Second worm wheel 82...Compression spring 83.85...Direction arrow 87...Bearing 89.91...Flat supports 93, 95...Rollers 97...Leaf springs 99 , 101... Flat support 103... Roller 105... Edge 107.
... Hole 109 of print head 1 ... Cam disk 111, 113 ... Roller 115, 117 ... Shaft 119 ... Flange 121, 123 ... Two holes 125 ... Connecting plate 127.129 ...Axis 1
31, 133...Shoulder 135...Flange 1
37... Armature 139... Electromagnet 141.
...Optical speed sensor 143...Comparator 145...Clock 14
7... Microcomputer 149... Drive circuit 151, 159.167, 169.171... Marker 153, 157.161.165... Detector 155
...Pass line 163...Control circuit 173...
・Drive circuit 175...Buffer memory 177・
...Character generator 179...Video human power 180...

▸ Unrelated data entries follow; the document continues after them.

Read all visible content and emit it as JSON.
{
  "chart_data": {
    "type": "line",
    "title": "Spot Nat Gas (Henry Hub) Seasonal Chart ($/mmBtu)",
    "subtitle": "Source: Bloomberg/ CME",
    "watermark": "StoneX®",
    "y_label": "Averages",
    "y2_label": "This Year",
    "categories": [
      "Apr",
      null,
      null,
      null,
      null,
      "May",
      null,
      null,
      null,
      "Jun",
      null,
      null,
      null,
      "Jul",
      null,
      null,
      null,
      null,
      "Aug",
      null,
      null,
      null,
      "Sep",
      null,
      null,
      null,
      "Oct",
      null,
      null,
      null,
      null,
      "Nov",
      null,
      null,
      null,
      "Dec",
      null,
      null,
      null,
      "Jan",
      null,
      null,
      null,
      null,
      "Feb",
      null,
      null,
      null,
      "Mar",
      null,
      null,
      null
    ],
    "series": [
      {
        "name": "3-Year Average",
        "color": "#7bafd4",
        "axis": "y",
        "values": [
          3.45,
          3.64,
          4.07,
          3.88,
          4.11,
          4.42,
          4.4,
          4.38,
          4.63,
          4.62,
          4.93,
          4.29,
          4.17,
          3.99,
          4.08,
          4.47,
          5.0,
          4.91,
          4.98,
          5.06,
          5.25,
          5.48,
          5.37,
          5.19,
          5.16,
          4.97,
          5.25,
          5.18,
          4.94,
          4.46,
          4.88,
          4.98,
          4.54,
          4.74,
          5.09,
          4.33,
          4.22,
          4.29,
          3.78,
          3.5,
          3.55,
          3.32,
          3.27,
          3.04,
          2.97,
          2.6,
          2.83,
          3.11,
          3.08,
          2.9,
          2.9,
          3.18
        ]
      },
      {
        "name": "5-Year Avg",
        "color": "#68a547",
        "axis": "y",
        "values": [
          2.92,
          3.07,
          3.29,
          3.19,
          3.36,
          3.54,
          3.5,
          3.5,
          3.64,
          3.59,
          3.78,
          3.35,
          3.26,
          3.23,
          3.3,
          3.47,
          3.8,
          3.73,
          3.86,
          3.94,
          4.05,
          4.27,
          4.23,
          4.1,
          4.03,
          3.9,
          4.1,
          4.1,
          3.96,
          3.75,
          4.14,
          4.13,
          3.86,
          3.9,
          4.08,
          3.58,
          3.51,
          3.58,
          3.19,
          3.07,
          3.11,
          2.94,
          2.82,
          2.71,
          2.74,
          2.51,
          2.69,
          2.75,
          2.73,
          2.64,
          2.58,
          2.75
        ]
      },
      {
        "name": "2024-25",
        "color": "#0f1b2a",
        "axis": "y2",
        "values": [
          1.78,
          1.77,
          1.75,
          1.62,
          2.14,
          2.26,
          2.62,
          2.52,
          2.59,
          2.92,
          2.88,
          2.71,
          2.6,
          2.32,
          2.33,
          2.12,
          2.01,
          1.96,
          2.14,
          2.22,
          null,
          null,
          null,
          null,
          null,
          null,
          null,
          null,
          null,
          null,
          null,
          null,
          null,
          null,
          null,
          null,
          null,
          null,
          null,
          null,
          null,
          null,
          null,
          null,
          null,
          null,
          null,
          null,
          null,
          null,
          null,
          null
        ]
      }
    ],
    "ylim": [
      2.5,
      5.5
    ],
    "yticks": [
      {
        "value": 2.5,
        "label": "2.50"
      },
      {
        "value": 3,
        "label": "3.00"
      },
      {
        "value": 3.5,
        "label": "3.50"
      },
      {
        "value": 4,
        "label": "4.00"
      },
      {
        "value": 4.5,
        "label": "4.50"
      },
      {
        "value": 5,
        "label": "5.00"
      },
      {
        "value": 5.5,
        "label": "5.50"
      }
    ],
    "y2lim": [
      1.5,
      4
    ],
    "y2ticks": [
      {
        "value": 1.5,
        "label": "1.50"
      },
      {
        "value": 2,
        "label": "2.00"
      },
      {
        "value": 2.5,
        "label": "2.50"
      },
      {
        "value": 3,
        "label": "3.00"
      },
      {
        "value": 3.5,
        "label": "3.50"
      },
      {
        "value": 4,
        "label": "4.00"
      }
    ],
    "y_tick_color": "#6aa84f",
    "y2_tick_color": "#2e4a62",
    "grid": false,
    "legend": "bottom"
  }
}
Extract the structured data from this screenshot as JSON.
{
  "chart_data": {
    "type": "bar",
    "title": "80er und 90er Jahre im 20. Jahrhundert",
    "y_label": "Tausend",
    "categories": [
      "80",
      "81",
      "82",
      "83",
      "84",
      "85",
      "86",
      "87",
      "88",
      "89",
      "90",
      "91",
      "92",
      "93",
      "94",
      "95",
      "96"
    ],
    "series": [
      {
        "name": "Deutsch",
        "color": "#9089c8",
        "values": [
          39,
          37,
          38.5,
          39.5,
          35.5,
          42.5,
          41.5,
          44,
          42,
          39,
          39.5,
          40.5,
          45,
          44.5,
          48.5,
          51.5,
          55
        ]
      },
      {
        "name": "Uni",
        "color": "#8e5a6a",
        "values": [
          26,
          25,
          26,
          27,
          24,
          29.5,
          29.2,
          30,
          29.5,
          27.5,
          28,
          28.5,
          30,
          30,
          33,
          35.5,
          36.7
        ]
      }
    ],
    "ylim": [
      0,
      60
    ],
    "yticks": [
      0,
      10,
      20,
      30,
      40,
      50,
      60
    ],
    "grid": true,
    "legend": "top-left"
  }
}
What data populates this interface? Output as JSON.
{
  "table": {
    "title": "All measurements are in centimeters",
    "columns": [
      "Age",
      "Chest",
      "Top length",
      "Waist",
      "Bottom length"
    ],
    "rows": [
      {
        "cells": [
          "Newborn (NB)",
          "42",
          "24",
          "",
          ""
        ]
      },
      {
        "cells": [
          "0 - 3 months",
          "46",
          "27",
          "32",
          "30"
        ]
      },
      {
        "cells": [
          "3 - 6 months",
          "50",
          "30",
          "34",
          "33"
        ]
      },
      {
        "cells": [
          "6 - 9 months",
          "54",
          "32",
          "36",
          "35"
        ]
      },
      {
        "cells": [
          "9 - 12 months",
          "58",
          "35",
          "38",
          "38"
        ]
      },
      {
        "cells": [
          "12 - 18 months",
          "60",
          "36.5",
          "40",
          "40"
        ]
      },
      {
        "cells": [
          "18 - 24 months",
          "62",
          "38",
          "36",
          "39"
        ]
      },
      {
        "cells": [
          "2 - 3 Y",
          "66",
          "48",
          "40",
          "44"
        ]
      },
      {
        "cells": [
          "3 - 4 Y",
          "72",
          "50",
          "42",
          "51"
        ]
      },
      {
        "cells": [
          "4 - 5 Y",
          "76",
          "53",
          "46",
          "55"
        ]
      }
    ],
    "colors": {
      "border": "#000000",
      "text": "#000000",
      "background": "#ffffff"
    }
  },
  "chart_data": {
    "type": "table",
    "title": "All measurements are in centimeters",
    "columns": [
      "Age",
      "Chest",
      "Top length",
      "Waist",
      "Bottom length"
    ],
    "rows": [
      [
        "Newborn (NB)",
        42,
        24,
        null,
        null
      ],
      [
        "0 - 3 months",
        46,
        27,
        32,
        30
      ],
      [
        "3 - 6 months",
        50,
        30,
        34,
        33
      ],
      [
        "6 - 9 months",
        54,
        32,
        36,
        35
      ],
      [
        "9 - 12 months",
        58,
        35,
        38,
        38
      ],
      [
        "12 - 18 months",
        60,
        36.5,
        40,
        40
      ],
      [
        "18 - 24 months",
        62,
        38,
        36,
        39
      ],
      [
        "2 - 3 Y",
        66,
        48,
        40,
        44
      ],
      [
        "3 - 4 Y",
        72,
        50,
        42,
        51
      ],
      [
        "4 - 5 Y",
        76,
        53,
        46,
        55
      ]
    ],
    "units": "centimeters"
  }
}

Level mechanism 182...Another position patent for the short shaft 31 Applicant: N.B. Philips Fluiranpenfabriken

Claims (1)

[Scope of Claims] 1. A row of printing members for printing a color image consisting of lines printed sequentially with pixels having different basic colors; In a color printer comprising a circular cylindrical drum to which a sheet-like information carrier is fixed for transfer in a direction perpendicular to the line, the number of revolutions per minute of a drive shaft driving the drum by mechanical transmission and the printing period are The ratio P between the revolutions per minute of said drum continuously rotating during the middle satisfies the following relationships: P=(3N-1)/3 and N=(2πR+x)/3x
, where N is the maximum number of lines printed per basic color, R is the sum of the radius of the drum and the thickness of the information carrier,
A color printer, characterized in that x is the distance between two successive lines of different base colors of the color image to be printed, and 3x is the distance between two successive lines of the same base color of the color image to be printed. . 2. The drive shaft drives a first worm that meshes with a first worm wheel that is attached to the intermediate shaft together with a second worm, and the second worm engages a second worm wheel that is coupled to the drum. mesh, and the following relationship is satisfied: (Z_2・Z_4)/(Z_1・Z_3)=(3N-1
)/3 and (Z_2・Z_4)/(Z_1・Z_3)
=2πR/3x, where Z_1 = number of threads on the first worm, Z_2 = number of teeth on the first worm wheel, Z_3 = number of threads on the second worm, Z_4 = number of threads on the second worm wheel. 2. The color printer according to claim 1, wherein the color printer has a number of teeth. 3. The following relationship is satisfied: (Z_2・Z_4)/(Z_1・Z_3)=1625/
3; x=0.07 mm, R=16.7 mm. The color printer according to claim 2. 4. said printing member is placed on a known thermal print head, said head being arranged between said print head and said information carrier and printing a strip with at least three areas of different basic colors and a printing period; interlocking, while during printing the print head is displaced relative to the drum in a direction surrounding an acute angle α with the line of contact between the print head and the strip with a basic color, and the strip with a basic color is disposed on the information carrier. 2. A color printer according to claim 1, wherein the color printer can be displaced in a direction perpendicular to the line of pixels in synchronism with the information carrier passing across the printing member by friction with the print member.